Sexnotgender · 13/05/2022 08:40

What a bloody chancer!

Sit him down tonight and have a Frank conversation. Ask him if he thinks £200 a month is a fair contribution. Don’t say anything, give him space to answer.

milcal · 13/05/2022 08:42

@LoveSpringDaffs thanks! I didn't read the post properly 🤪

hellrabbitishere · 13/05/2022 08:48

id rather he didnt move in , if you let him and accept this measly 200 a month and lose your benefits you will soon find yourself most likely struggling financially and bitterly resenting him and if worst comes to worst asking him to move out again in which case its then applying again , they will put you on universal credits which in my opinion is worse , im on the old 4 weekly system for working tax and im happy to stay on it

i think he is taking the piss and its easier by far to say no to him moving in then it is to have him move in and then have to ask him to leave
just for reference 200 a month is what i paid my mum in rent when i still lived at home in my twenties and i was on only 700 a month , so compare that to a man thats earning 500 a bloody week and yes il say it again hes taking the fucking piss offering you this !

ijustcouldntthinkofausername · 13/05/2022 08:48

This reply has been deleted

This has been withdrawn by MNHQ at the poster's request.

How rude, judgemental and unhelpful!

@budelle yanbu, I used to pay almost this is board money to my DM when I was still at hers and on NMW.
This is an insult to you.

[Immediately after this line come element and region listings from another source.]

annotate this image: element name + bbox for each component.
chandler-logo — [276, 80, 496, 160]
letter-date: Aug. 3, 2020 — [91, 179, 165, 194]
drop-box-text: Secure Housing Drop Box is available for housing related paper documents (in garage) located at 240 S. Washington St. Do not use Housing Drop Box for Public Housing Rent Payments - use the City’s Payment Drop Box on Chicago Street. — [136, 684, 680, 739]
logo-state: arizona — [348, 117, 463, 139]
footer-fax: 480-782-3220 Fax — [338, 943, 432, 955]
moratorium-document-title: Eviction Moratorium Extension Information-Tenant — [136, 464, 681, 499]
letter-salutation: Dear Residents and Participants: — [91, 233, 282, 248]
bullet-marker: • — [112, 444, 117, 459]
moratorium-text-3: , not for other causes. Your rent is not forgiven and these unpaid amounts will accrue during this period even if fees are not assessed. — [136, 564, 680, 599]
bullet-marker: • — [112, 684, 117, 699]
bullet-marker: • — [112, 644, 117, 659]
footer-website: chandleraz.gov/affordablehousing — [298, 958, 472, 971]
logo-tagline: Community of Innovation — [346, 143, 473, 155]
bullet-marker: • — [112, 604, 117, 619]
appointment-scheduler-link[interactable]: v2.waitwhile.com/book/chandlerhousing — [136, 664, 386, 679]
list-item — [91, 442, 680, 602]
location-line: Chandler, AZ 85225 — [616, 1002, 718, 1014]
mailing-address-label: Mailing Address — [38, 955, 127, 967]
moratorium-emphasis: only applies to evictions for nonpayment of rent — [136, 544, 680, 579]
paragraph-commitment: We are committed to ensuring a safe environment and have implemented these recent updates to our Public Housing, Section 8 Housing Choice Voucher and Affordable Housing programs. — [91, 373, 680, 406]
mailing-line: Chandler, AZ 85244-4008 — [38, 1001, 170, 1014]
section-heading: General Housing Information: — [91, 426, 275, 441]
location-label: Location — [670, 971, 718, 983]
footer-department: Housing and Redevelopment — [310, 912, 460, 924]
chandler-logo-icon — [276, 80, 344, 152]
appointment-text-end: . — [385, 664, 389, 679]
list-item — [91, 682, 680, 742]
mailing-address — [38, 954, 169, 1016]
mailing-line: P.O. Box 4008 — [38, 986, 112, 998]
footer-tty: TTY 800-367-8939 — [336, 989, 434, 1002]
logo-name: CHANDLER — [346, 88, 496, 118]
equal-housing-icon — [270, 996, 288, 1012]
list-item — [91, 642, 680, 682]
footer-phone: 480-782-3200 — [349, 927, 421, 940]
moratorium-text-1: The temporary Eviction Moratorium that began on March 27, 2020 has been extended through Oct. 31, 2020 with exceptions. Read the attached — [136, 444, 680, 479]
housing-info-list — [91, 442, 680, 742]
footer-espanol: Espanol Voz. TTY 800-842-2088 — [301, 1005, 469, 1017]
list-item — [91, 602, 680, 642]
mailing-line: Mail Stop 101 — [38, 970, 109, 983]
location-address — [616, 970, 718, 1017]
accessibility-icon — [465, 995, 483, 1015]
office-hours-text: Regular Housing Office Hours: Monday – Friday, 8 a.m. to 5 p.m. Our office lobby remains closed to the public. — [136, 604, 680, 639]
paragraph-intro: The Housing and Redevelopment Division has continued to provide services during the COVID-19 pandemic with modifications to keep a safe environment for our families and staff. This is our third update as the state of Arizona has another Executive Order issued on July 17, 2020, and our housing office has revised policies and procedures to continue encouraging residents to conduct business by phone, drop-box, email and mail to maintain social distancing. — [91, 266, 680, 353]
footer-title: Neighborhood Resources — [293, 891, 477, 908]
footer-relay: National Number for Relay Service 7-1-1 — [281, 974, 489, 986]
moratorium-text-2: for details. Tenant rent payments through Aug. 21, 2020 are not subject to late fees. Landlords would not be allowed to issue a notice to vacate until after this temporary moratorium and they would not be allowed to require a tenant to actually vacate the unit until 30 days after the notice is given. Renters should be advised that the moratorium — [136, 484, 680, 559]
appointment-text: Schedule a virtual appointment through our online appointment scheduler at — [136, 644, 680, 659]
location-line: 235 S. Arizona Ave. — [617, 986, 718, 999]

Does he not realise there's a living crisis at the minute?

Red flags.

miltonj · 13/05/2022 08:49

BertieBotts · 13/05/2022 07:48

If you have children it's not sensible to move anybody in until you're literally at the point you would marry them. It's really damaging for DC to develop a close relationship with new partner and then things break down and they move out.

It doesn't sound like you're ready for that and he doesn't want to treat this like a marriage where you pool resources. So it's too early (by the sounds of his and your expectations, several years too early)

Don't think the OP asked about that.

frozendaisy · 13/05/2022 08:50

Just simply say, no, I would lose £480 a month for starters and bills and food and council tax would all go up.

So no thank you.

He should rent himself to get an idea of how much stuff actually costs, how much domestic work etc. Then perhaps you could look at moving together.

He wants a very cheap easy option.
Which really isn't fair.

Bills included, most of his food, I would say £800-£1000 a month. It's still less than he would pay to live solo but once he is in he could say "bit skint this month I'll give you £300" and what would you do then? Your relationship might become arguments about money and resentment which isn't healthy and no fun.

He has indicated to you how much he wants to pay. With this proposal it's a god no are you joking.